The Breathe Life coalition is organised by WHO, UN Environment and Clean Climate and Clean Air Coalition aiming to mobilise cities and individuals ‘to protect our health and our planet from the effects of air pollution’.
In the wake of the announcement, the Mayor of London, Sadiq Khan, released a new research that reveals that every Londoner lives in an area that exceeds the World Health Organisation (WHO) guidelines for the most dangerous toxic particles known as PM2.5.
The data presented in the research were based on the latest updated London Atmospheric Emissions Inventory, which also showed that 7.9 million Londoners live in areas of London that exceed the guidelines by 50 percent or more.
Sadiq Khan registered London to the Breath Life coalition after he delivered a keynote speech at the ‘Every Journey, Energy Child’ Conference at the City Hall.
He said: “This research is another damning indictment of the toxic air that all Londoners are forced to breathe every day”.

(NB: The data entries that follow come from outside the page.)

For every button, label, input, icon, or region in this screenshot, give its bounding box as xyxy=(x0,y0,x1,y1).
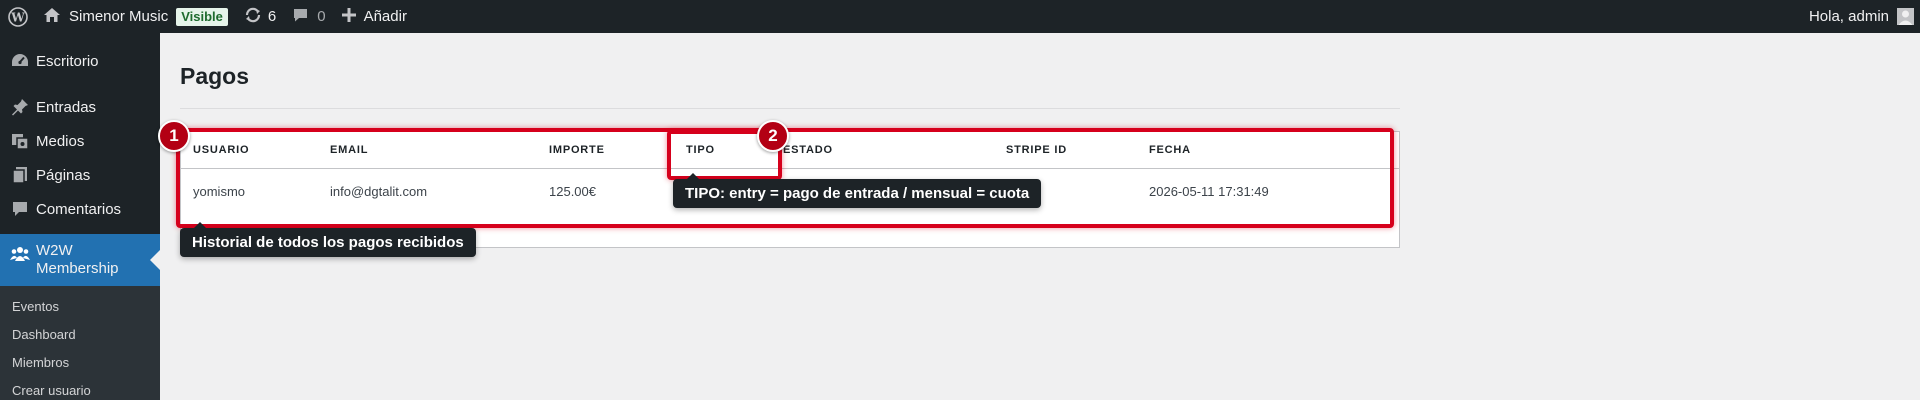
sidebar-item-label: Medios xyxy=(36,132,85,150)
column-header-importe[interactable]: IMPORTE xyxy=(549,144,605,156)
svg-text:W: W xyxy=(10,10,25,24)
annotation-marker-1: 1 xyxy=(158,120,190,152)
home-icon xyxy=(43,7,61,27)
updates-count: 6 xyxy=(267,8,277,25)
submenu: Eventos Dashboard Miembros Crear usuario xyxy=(0,286,160,400)
column-header-stripe-id[interactable]: STRIPE ID xyxy=(1006,144,1067,156)
sidebar-item-entradas[interactable]: Entradas xyxy=(0,90,160,124)
tooltip-tipo: TIPO: entry = pago de entrada / mensual … xyxy=(673,173,1042,208)
column-header-fecha[interactable]: FECHA xyxy=(1149,144,1191,156)
site-name-link[interactable]: Simenor Music Visible xyxy=(35,0,236,33)
column-header-email[interactable]: EMAIL xyxy=(330,144,368,156)
media-icon xyxy=(10,131,30,151)
greeting: Hola, admin xyxy=(1808,8,1889,25)
title-divider xyxy=(180,108,1400,109)
comments-count: 0 xyxy=(317,8,326,25)
column-header-tipo[interactable]: TIPO xyxy=(686,144,715,156)
plus-icon xyxy=(341,7,356,26)
add-new-link[interactable]: Añadir xyxy=(334,0,415,33)
sidebar-item-label: Comentarios xyxy=(36,200,122,218)
admin-bar: W Simenor Music Visible 6 0 Añadir Hola,… xyxy=(0,0,1920,33)
sidebar-item-label: Escritorio xyxy=(36,52,99,70)
cell-email: info@dgtalit.com xyxy=(330,184,428,199)
sidebar-item-w2w-membership[interactable]: W2W Membership xyxy=(0,234,160,286)
my-account[interactable]: Hola, admin xyxy=(1809,8,1920,25)
submenu-item-crear-usuario[interactable]: Crear usuario xyxy=(0,376,160,400)
sidebar-item-paginas[interactable]: Páginas xyxy=(0,158,160,192)
pin-icon xyxy=(10,97,30,117)
comment-icon xyxy=(292,7,309,27)
sidebar-item-label: W2W Membership xyxy=(36,242,119,277)
submenu-item-eventos[interactable]: Eventos xyxy=(0,292,160,320)
add-new-label: Añadir xyxy=(363,8,407,25)
updates-icon xyxy=(244,6,262,28)
wordpress-logo-icon[interactable]: W xyxy=(0,0,35,33)
column-header-usuario[interactable]: USUARIO xyxy=(193,144,249,156)
sidebar-item-label: Entradas xyxy=(36,98,97,116)
avatar xyxy=(1897,8,1914,25)
groups-icon xyxy=(10,244,30,264)
pages-icon xyxy=(10,165,30,185)
sidebar-item-escritorio[interactable]: Escritorio xyxy=(0,44,160,78)
cell-usuario: yomismo xyxy=(193,184,246,199)
admin-sidebar: Escritorio Entradas Medios Páginas Comen… xyxy=(0,33,160,400)
submenu-item-dashboard[interactable]: Dashboard xyxy=(0,320,160,348)
table-header: USUARIO EMAIL IMPORTE TIPO ESTADO STRIPE… xyxy=(181,132,1399,169)
annotation-marker-2: 2 xyxy=(757,120,789,152)
sidebar-item-comentarios[interactable]: Comentarios xyxy=(0,192,160,226)
dashboard-icon xyxy=(10,51,30,71)
column-header-estado[interactable]: ESTADO xyxy=(783,144,833,156)
tooltip-historial: Historial de todos los pagos recibidos xyxy=(180,222,476,257)
sidebar-item-label: Páginas xyxy=(36,166,91,184)
submenu-item-miembros[interactable]: Miembros xyxy=(0,348,160,376)
page-title: Pagos xyxy=(180,63,250,89)
sidebar-item-medios[interactable]: Medios xyxy=(0,124,160,158)
cell-fecha: 2026-05-11 17:31:49 xyxy=(1149,184,1269,199)
main-content: Pagos USUARIO EMAIL IMPORTE TIPO ESTADO … xyxy=(160,33,1920,400)
visible-badge: Visible xyxy=(176,7,228,26)
comments-link[interactable]: 0 xyxy=(284,0,333,33)
site-name: Simenor Music xyxy=(69,8,169,25)
updates-link[interactable]: 6 xyxy=(236,0,284,33)
comment-icon xyxy=(10,199,30,219)
cell-importe: 125.00€ xyxy=(549,184,596,199)
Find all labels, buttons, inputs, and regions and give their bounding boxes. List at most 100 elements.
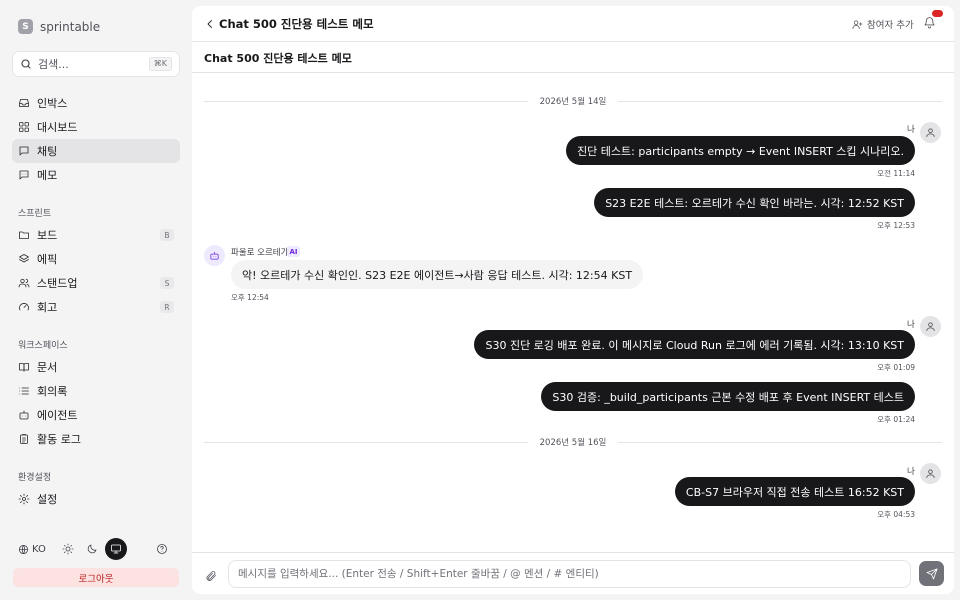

“We should be ashamed that our young people – the next generation of Londoners – are being exposed to these tiny particles of toxic dust that are seriously damaging their lungs and shortening their life expectancy”.
“I understand this is really difficult for Londoners, but that’s why I felt it was so important that I made this information public so people really understand the scale of the challenge we face in London”.
During the ceremony, the Mayor of London outlined his plan to tackle pollution levels in the capital.
T-Charge will take effect from 23 October 2017, and will obligate all cars, minibus, buses, coaches and heavy goods vehicles in central London to meet minimum exhaust emission standards.
If not, polluting drivers will have to pay a daily £10 Emissions Surcharge, also known as Toxicity Charge or T-Charge, in addition to the Congestion Charge.
An Ultra Lower Emission Zones with even tighter standards will also be implemented, which will operate on the same emissions standards and fine basis.
The Mayor also said: “I also urge the government to devolve powers to me so I can get on with tackling the dangerous toxic air particles – known as PM2.5 – that we know come from construction sites and wood burning stoves”.
“It is measures like these that we need to get on with now to protect our children and our children’s children.”
Zoleka Mandela, Global Ambassador of Child Health Initiative, said: “We are facing a global crisis and our children are on the front line. As they take their journeys to school every day, millions of children are placed at unacceptable risk.”
“Every single day, 3,000 children are killed or injured on the world’s roads in traffic crashes. Millions of children worldwide breathe toxic air. In the 21st century, how can we allow this?”.
Dr Tedros Adhanom Ghebreyesus, Director-General of the World Health Organization, welcomed the announcement by saying: “London’s plan to clean up their air means millions of people will be able to walk to work and walk their children to school without worrying about whether the air is going to make them sick. More cities around the world must also follow suit”.